A literacia e a capacitação em saúde, num conceito que (seguindo Paulo Freire) poderíamos chamar de - conscientização -, permite que cada pessoa seja capaz de desenvolver capacidades de leitura e compreensão social e política da realidade, como base para a acção informada, consciente, autónoma e responsável no exercício da cidadania em direcção à saúde e ao bem-estar. Este exercício implica, também, ser capaz de aceitar a limitação de direitos e liberdades individuais, sempre que estes possam comprometer a saúde colectiva, enquanto bem público e valor colectivo a preservar e promover.
Neste contexto, parece legítimo questionar qual deverá ser papel dos serviços de saúde.

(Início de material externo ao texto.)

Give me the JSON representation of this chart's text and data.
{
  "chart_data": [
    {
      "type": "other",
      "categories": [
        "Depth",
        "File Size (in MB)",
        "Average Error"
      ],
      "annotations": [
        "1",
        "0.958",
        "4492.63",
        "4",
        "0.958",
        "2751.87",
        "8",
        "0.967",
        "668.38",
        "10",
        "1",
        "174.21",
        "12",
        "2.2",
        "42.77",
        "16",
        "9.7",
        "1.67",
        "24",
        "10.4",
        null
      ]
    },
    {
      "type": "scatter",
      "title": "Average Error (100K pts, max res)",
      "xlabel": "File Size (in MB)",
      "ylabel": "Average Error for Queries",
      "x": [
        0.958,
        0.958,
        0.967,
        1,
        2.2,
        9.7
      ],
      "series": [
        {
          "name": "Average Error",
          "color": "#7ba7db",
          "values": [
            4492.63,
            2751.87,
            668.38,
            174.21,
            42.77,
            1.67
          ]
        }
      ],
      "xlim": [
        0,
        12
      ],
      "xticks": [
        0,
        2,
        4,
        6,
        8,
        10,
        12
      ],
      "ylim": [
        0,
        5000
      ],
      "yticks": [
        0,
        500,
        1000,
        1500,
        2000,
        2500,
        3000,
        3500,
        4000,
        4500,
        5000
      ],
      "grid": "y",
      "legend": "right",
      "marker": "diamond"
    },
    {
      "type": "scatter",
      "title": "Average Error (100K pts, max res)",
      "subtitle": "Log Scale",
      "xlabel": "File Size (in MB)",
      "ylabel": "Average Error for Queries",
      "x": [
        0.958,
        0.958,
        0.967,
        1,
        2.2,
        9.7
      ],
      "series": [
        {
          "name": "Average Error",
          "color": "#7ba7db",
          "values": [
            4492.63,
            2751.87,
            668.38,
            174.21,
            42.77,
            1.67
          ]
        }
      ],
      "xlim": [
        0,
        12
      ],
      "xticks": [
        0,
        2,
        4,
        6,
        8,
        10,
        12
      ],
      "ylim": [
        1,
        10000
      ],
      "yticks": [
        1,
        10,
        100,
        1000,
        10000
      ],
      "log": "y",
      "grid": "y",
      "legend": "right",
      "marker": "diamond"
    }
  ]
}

Para além de garantir o acesso de todos os cidadãos a cuidados curativos e de prevenção da doença, seguros, de elevada qualidade e em condições de igualdade de oportunidades, cabe-lhes ser uma fonte de informação em matéria de saúde, credível, isenta, baseada em evidência, desprovida de juízos morais ou de valor, de ajuda e apoio nas decisões ao longo da vida, nas várias etapas e dificuldades, tendo em vista contribuir para que cada utente/paciente/cidadão seja capaz de auto-gerir a sua saúde, com respeito pelo direito ao consentimento informado e à autodeterminação em saúde. Cabe-lhes, ainda, influenciar as decisões estratégicas no sentido da adopção de políticas públicas saudáveis, em favor da redução das iniquidades, da promoção da literacia e da capacitação dos cidadãos, em estreita articulação com os restantes sectores sociais, ONG's e outras organizações da sociedade civil. Dar apoio às escolhas saudáveis, especialmente junto daqueles que, de outro modo, não poderão fazê-las, reduz riscos e desigualdades sociais, constituindo um objectivo a perseguir por toda a sociedade, tendo em vista a obtenção de melhores níveis de saúde, de desenvolvimento e de justiça social.